Für die 11 der 82 monophyletischen Serovare, denen Serovar-spezifische Kandidaten-Genmarker aufgrund von FN fehlten, fanden wir heraus, dass die FN oft auf Isolate zurückzuführen war, die auf einem Zweig gruppiert waren und früher von den anderen Isolaten abwichen. Für solche Gruppen suchten wir nach abstammungsspezifischen Genmarkern.

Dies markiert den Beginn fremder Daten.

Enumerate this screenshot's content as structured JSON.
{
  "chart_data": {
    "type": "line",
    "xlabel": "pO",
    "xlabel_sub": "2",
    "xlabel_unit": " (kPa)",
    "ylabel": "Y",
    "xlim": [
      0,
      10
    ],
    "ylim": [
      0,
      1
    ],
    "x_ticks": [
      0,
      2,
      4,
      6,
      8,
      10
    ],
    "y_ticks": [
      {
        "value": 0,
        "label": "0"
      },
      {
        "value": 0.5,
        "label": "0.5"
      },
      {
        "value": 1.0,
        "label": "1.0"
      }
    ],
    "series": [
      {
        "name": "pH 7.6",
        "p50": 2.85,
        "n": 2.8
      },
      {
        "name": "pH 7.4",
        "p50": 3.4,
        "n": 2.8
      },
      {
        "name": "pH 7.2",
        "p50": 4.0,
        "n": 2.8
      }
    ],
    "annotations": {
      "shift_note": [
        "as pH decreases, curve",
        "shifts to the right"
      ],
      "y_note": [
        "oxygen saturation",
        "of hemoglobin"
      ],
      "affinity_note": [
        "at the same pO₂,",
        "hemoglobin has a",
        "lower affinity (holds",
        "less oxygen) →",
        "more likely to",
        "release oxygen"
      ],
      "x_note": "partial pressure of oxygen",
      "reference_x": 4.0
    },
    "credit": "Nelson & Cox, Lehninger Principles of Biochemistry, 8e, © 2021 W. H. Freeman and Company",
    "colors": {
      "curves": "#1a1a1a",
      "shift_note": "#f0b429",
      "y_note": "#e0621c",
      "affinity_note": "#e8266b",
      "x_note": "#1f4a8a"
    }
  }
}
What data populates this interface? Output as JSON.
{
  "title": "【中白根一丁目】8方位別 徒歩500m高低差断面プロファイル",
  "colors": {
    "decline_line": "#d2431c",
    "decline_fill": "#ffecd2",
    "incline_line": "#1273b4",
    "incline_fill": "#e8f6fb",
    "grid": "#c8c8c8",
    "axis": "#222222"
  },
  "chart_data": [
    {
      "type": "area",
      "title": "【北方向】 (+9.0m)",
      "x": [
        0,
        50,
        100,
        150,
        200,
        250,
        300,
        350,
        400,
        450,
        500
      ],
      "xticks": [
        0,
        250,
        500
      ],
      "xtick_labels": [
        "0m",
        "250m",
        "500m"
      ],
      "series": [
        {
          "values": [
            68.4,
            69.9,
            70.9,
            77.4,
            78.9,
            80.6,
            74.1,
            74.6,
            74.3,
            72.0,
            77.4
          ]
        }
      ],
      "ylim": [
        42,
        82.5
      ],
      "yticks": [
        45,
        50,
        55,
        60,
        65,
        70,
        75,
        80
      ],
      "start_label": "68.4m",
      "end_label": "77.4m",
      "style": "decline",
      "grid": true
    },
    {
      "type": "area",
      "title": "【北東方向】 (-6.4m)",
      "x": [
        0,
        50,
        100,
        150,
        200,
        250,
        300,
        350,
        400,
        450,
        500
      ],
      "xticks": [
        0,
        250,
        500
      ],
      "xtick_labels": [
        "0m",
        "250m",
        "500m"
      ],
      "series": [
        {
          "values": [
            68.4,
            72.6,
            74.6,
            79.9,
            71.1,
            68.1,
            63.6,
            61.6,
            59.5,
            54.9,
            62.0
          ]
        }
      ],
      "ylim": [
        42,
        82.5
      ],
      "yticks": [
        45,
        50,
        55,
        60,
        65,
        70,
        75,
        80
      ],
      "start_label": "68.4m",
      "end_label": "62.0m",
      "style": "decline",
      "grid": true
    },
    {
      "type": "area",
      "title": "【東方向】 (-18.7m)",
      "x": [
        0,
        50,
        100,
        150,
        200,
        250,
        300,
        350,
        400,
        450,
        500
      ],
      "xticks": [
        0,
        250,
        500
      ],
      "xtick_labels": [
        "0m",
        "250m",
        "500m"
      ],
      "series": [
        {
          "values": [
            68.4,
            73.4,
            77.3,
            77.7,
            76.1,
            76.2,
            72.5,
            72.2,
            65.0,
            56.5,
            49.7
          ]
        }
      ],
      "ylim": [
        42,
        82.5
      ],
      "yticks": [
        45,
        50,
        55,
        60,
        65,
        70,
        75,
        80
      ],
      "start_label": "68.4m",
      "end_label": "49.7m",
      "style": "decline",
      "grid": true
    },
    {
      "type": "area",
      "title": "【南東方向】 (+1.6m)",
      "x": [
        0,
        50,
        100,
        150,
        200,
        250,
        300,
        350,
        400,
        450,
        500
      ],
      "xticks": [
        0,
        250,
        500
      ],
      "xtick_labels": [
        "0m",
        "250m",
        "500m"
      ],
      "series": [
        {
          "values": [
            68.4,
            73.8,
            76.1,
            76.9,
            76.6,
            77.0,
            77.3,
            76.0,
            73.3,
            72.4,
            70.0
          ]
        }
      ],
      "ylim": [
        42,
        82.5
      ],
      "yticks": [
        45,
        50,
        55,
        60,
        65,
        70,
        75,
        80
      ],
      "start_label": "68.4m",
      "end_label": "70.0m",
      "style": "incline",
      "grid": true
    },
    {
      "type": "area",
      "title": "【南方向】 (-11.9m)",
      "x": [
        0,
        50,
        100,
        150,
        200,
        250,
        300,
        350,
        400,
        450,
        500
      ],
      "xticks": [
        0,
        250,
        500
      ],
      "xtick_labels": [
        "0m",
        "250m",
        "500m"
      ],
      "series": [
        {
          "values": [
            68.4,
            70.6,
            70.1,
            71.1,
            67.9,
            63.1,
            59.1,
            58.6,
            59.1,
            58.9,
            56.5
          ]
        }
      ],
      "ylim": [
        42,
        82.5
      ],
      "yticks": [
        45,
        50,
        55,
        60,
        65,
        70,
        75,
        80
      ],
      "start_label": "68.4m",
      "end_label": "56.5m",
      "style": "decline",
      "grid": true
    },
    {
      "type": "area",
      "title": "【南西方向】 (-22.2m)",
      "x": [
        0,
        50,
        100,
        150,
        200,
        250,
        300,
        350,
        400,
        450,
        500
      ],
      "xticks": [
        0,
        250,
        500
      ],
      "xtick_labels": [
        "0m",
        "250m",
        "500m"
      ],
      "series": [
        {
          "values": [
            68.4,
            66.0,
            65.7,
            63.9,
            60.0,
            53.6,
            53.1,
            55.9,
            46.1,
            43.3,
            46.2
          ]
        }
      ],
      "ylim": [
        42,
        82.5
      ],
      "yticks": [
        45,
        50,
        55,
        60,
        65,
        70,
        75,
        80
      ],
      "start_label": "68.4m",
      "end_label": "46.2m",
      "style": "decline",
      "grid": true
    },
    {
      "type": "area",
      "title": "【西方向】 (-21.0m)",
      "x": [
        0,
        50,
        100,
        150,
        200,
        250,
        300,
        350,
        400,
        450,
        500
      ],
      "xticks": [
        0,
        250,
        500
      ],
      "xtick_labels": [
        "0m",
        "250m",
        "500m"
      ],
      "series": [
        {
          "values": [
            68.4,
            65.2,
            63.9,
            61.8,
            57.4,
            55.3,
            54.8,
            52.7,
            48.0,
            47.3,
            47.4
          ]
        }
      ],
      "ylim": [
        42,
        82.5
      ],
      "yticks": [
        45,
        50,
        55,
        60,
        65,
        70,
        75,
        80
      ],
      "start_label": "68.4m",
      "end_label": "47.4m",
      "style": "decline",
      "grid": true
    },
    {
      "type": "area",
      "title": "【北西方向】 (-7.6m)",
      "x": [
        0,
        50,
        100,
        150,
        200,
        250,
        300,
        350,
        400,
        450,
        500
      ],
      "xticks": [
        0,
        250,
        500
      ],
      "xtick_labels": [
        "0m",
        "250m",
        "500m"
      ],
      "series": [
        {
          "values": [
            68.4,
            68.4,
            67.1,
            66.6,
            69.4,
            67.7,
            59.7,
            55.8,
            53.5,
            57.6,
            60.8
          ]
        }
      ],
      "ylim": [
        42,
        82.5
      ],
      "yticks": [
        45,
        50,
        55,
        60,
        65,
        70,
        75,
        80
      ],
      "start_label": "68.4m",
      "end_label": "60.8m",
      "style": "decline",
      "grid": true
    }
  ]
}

Daher können zwei oder mehr Genmarker verwendet werden, um einen Serovar zu identifizieren, und es wurde auch angenommen, dass solche Serovare serovarspezifische Genmarker enthalten, ähnlich wie polyphyletische Serovare. Drei Serovare, Paratyphi A, Heidelberg und München konnten durch die kombinierten abstammungsspezifischen Genmarker identifiziert werden.Insgesamt 414 serovar-spezifische Genmarker, darunter 295 serovar-spezifische Genmarker und 119 abstammungsspezifische Genmarker, sind in der ergänzenden Tabelle S2 zusammengefasst. Insgesamt enthielten 106 von 107 Serovaren einen oder mehrere Genmarker, 33 Serovare enthielten ein spezifisches Gen, während 73 zwei oder mehr Genmarker enthielten. Es wurden keine serovar-spezifischen Genmarker für monophyletische Typhi und keine potenziellen abstammungsspezifischen Genmarker für Abstammung III von Stanleyville gefunden, die nur ein Isolat enthielten.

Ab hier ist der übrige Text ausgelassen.